Other methods, including Neu’s outreach programs promoting energy conservation, the use of energy-efficient light bulbs on campus, and a modified summer work-week of four days, 10 hours per day as opposed to five days, eight hours per day, are also being implemented.
Becoming more energy efficient will be a more feasible method of reducing climate change on campus than funding renewable energy.
While the Action Plan promotes a five percent increase in renewable energy on campus by 2020, the high costs of solar panels and irregular winds for wind power make such methods more difficult than becoming more energy efficient.
“The sort we use is energy efficiency rather than renewable energy,” said Mowbray. “In terms of cost, we’re doing what we can do.”
This also applies to the College approaching climate neutral rather than zero-emissions status, which would be a significantly more costly and less feasible option for St. Mary’s.
By lowering the College’s carbon footprint, increasing energy efficiency, and investing in off-site renewable energy resources, St. Mary’s hopes to offset its contribution to climate change by 80 percent by 2020 as opposed to its current 60 percent.
The Climate Action Plan does not mark the first approach of St. Mary’s towards climate neutrality. In 2008, one year after being recognized as part of the EPA Green Power Partnership, the College received a grant from the State of Maryland for a pilot program promoting green building construction.

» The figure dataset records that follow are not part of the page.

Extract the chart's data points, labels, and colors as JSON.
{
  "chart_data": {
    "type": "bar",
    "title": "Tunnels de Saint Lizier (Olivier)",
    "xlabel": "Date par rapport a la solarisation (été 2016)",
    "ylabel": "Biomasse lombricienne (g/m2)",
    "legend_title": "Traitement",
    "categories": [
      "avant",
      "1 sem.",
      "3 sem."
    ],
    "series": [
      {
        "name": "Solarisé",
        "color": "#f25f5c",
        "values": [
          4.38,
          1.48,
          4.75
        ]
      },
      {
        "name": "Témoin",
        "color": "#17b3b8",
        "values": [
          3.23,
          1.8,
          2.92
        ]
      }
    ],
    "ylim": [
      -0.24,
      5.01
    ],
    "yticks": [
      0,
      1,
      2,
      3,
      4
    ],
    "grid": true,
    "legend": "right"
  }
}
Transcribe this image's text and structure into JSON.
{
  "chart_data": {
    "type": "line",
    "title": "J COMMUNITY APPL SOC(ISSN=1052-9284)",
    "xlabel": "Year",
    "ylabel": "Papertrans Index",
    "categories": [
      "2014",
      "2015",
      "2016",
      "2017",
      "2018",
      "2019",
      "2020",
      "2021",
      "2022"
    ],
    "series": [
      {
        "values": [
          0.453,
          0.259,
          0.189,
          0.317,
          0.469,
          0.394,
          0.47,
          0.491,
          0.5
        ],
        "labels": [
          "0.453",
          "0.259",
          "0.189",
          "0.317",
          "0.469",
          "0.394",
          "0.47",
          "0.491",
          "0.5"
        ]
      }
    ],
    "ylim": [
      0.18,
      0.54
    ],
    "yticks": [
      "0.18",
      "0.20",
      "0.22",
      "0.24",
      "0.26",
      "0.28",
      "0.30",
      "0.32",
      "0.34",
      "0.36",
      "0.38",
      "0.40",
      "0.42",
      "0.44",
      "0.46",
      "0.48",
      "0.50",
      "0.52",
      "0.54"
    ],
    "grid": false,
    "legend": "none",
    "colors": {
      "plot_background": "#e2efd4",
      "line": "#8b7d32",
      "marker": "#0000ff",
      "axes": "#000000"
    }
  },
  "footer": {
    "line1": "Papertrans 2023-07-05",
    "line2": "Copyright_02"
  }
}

With the help of the student body, which voted to tax itself to promote its construction, Andrew J. Goodpaster Hall became the first green building on campus, receiving a LEED (Leadership in Energy and Environmental Design) Silver Certification for energy-conservative productivity.
Bronze, Silver, Gold, and Platinum are LEED’s point-based certification levels, awarded for promoting green methods during a building’s construction and operation.
Goodpaster itself saves 300,000 gallons of water annually compared to a non-green building of similar size, and uses 30 to 40 percent less energy.
The College’s Strategic Plan also promotes green construction, as all future facilities will be green buildings. This includes the Anne Arundel Hall Replacement Project, currently in its planning stages to rebuild Anne Arundel Hall as a LEED Gold-certified building by Winter 2015.
“The Administration has been extremely supportive of this [climate-neutral] objective,” said Mowbray.
One of the many groups on campus promoting the College’s climate neutrality goal is the St. Mary’s River Project, a group of student, faculty, and community volunteers promoting environmental awareness in St. Mary’s County schools.
“Even though we don’t directly use the phrase ‘carbon neutrality’ in our lessons,” said junior and SMRP president Jon Barkley, “the kids learn that by planting trees (which help take up excess carbon dioxide), conserving land, and following the 3 R’s (reduce, reuse, recycle), they can have a positive effect on our planet’s future.”